シアタートラム 『少女仮面』

 黄色に赤のストライプのコーンが4つ。舞台の上はイントレだの脚立だので雑然としている。空き瓶回収の折りたたみボックスもあちこちに点在する。コーンの片側には立ち入り禁止のバーがひっかけられているが、バーの反対側は迷子のように地面に斜めに降りている。あの降りたバーの端は、ほんとうはどこにかかっている?ここが肝。あれ、非実在、幻にかかっていると思う。春日野八千代若村麻由美)、その両足は現実と幻の上に同時に載り、男であり女であり、ヒースクリフでありキャサリンであり、甘粕(井澤勇貴)であり主任(大堀こういち)であり、貝(木崎ゆりあ)であり老婆(大西多摩恵)であり、空襲の焼け跡でありオリンピックを控えた東京である。この両義の作り方がさりげなくかっこいい。青年団よろしく早めに登場した黒い装束のしゅっとした青年が一瞬にして変わり、老婆が白いストッキングを引き上げるのと全く同じタイミングで貝もストッキングを上げる。「だれかである」というのは、どういうことなのか。そのあやふやさをすくいとり、見事である。

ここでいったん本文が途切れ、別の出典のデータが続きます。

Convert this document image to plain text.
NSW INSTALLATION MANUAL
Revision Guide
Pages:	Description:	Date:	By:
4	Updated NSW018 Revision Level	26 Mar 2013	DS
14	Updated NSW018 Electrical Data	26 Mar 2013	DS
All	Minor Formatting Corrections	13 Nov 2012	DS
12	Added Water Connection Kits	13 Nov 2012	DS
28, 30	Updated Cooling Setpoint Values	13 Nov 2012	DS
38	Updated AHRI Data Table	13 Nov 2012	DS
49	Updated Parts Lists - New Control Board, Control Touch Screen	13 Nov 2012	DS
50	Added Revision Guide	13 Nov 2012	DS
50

 トラムの客席を春日野八千代が下りてくる。羽根を背負い、シルクハットをかぶった若村麻由美は、男役の芯をよく理解しており、つよい印象を残す。彼女の低い抑えた声音の中から、年寄ることを恐れ、麻薬のような過去に飛び、狂乱する一人の「だれでもない女」が生まれてくる。ただ、貝が「へッへへへへ…。」と笑って「役を奪う」ところ、もう一つ鮮やかでない。皆好演しているが、人形(森田真和)の腹話術がんばってほしい。人形振りが完璧なのに(揺れる右足の自然さ!)もったいない。そして、最後の春日野の独白にかぶせるメアリー・ホプキンが、コンマ2秒遅い。

 「カフェ肉体」の壁に、すべてが幻として映る。しかしその壁もいつか消える。私たちは片足を芝居に、もう片足をオリンピック前の東京に載せて、劇場を出てゆく。